政治部デスクが語る。
「都が保有する最後の開発エリアと言われているのが、東京湾埋め立て地のお台場と豊洲。築地、勝どき、晴海、豊洲は川一本隔てて、隣のエリアになります。豊洲に新市場を移転することは、都市計画上では違和感はありません」
なぜこの土地が、しばらく注目されていなかったのか。それは故・青島幸男氏が知事を務めていた時代に遡る。
「というのも、青島氏は95年都知事選に出馬した時に、『世界都市博の中止』と『臨海副都心開発の見直し』を公約に掲げました。当選後、公約を実行したため、再開発が頓挫したのです」(前出・政治部デスク)
「青島だぁ」の置き土産で先送りされた湾岸エリア未開発トラブル。
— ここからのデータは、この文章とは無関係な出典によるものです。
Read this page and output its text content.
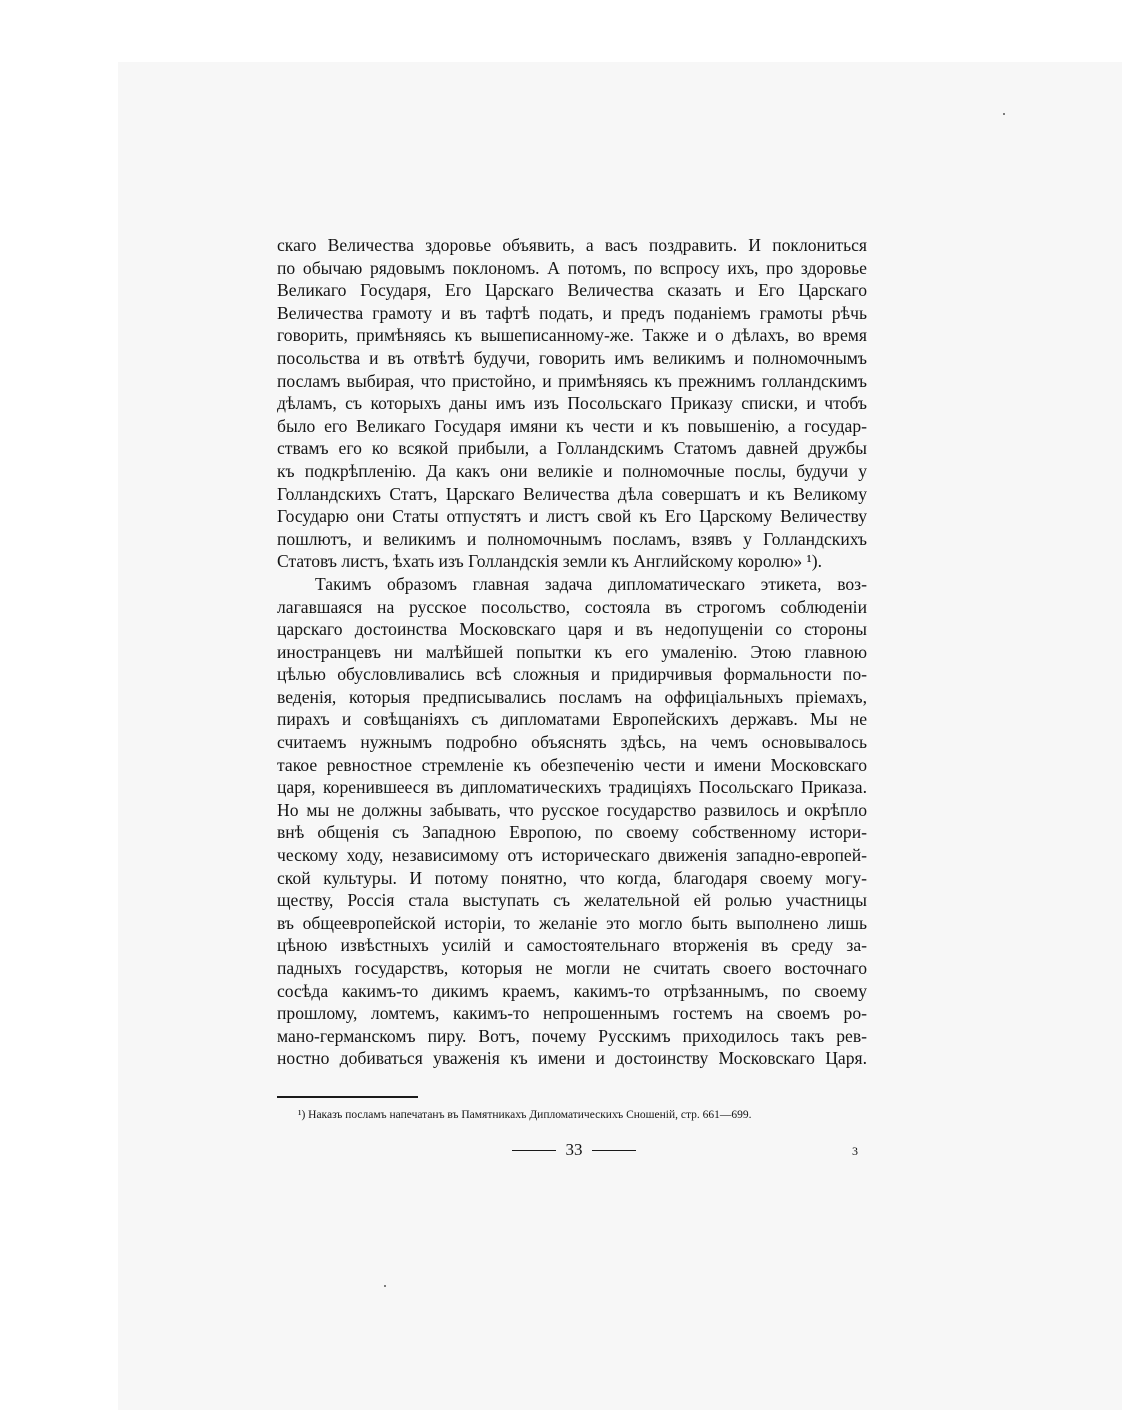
скаго Величества здоровье объявить, а васъ поздравить. И поклониться
по обычаю рядовымъ поклономъ. А потомъ, по вспросу ихъ, про здоровье
Великаго Государя, Его Царскаго Величества сказать и Его Царскаго
Величества грамоту и въ тафтѣ подать, и предъ поданіемъ грамоты рѣчь
говорить, примѣняясь къ вышеписанному-же. Также и о дѣлахъ, во время
посольства и въ отвѣтѣ будучи, говорить имъ великимъ и полномочнымъ
посламъ выбирая, что пристойно, и примѣняясь къ прежнимъ голландскимъ
дѣламъ, съ которыхъ даны имъ изъ Посольскаго Приказу списки, и чтобъ
было его Великаго Государя имяни къ чести и къ повышенію, а государ-
ствамъ его ко всякой прибыли, а Голландскимъ Статомъ давней дружбы
къ подкрѣпленію. Да какъ они великіе и полномочные послы, будучи у
Голландскихъ Статъ, Царскаго Величества дѣла совершатъ и къ Великому
Государю они Статы отпустятъ и листъ свой къ Его Царскому Величеству
пошлютъ, и великимъ и полномочнымъ посламъ, взявъ у Голландскихъ
Статовъ листъ, ѣхать изъ Голландскія земли къ Английскому королю» ¹).
Такимъ образомъ главная задача дипломатическаго этикета, воз-
лагавшаяся на русское посольство, состояла въ строгомъ соблюденіи
царскаго достоинства Московскаго царя и въ недопущеніи со стороны
иностранцевъ ни малѣйшей попытки къ его умаленію. Этою главною
цѣлью обусловливались всѣ сложныя и придирчивыя формальности по-
веденія, которыя предписывались посламъ на оффиціальныхъ пріемахъ,
пирахъ и совѣщаніяхъ съ дипломатами Европейскихъ державъ. Мы не
считаемъ нужнымъ подробно объяснять здѣсь, на чемъ основывалось
такое ревностное стремленіе къ обезпеченію чести и имени Московскаго
царя, коренившееся въ дипломатическихъ традиціяхъ Посольскаго Приказа.
Но мы не должны забывать, что русское государство развилось и окрѣпло
внѣ общенія съ Западною Европою, по своему собственному истори-
ческому ходу, независимому отъ историческаго движенія западно-европей-
ской культуры. И потому понятно, что когда, благодаря своему могу-
ществу, Россія стала выступать съ желательной ей ролью участницы
въ общеевропейской исторіи, то желаніе это могло быть выполнено лишь
цѣною извѣстныхъ усилій и самостоятельнаго вторженія въ среду за-
падныхъ государствъ, которыя не могли не считать своего восточнаго
сосѣда какимъ-то дикимъ краемъ, какимъ-то отрѣзаннымъ, по своему
прошлому, ломтемъ, какимъ-то непрошеннымъ гостемъ на своемъ ро-
мано-германскомъ пиру. Вотъ, почему Русскимъ приходилось такъ рев-
ностно добиваться уваженія къ имени и достоинству Московскаго Царя.
¹) Наказъ посламъ напечатанъ въ Памятникахъ Дипломатическихъ Сношеній, стр. 661—699.
33	3
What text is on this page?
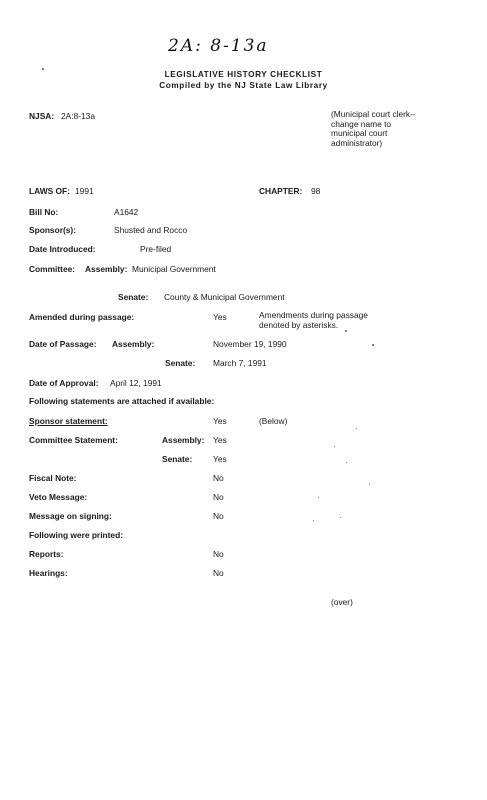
2A: 8-13a
LEGISLATIVE HISTORY CHECKLIST
Compiled by the NJ State Law Library
NJSA: 2A:8-13a	(Municipal court clerk--change name to municipal court administrator)
LAWS OF: 1991	CHAPTER: 98
Bill No:	A1642
Sponsor(s):	Shusted and Rocco
Date Introduced:	Pre-filed
Committee: Assembly: Municipal Government
Senate: County & Municipal Government
Amended during passage:	Yes	Amendments during passage denoted by asterisks.
Date of Passage: Assembly:	November 19, 1990
Senate: March 7, 1991
Date of Approval: April 12, 1991
Following statements are attached if available:
Sponsor statement:	Yes	(Below)
Committee Statement:	Assembly: Yes
Senate: Yes
Fiscal Note:	No
Veto Message:	No
Message on signing:	No
Following were printed:
Reports:	No
Hearings:	No
(over)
4年のタイムリミットを切った20年東京五輪に向けて、現在はインフラ整備が着々と進行している。
「この臨海地区から千駄ヶ谷に建設中の新国立競技場まで、まっすぐに延びている幹線道路が俗に『マッカーサー道路』と呼ばれる環状2号線です。完成すれば、晴海地区に建設予定の五輪選手村、バレーボール会場となる有明アリーナ、お台場のメディアセンターなどと直結することになる。ただし、この直線ルートを1カ所阻んでいるのが築地市場となるわけです」(政治部記者)
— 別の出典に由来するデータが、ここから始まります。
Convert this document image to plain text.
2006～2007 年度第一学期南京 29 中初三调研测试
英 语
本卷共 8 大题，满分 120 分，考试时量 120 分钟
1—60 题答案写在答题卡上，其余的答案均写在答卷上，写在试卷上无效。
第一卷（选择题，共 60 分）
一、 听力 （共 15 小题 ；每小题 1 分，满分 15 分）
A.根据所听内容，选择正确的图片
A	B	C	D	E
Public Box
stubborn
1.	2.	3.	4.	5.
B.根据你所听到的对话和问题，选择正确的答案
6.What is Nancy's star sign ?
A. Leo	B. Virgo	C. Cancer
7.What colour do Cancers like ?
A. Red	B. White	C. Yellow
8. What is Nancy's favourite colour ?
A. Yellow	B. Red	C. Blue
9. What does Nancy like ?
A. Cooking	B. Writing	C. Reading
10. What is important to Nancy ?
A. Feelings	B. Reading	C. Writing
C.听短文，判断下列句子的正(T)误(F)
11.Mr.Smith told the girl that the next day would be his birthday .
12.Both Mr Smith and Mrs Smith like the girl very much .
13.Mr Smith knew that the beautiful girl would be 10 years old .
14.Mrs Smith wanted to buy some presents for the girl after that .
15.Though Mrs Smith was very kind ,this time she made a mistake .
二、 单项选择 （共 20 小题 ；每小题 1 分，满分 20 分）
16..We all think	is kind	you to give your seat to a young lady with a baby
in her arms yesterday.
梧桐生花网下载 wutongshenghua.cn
移転中止なら、競技場と選手村等をスムーズに結ぶルートが確保できなくなる。東京五輪の交通事情は、大混乱となるだろう。
「五輪誘致を目標にしていた石原都政は、東京五輪開催をベースに臨海地区の再開発計画を進めた。環状2号線も計画の一つで、『障害物』の築地移転が推進されました」(前出・政治部デスク)
揺らぐ豊洲移転問題に小池都知事が大ナタを振るえるか──28日からの都議会で激化することは必至である‥‥。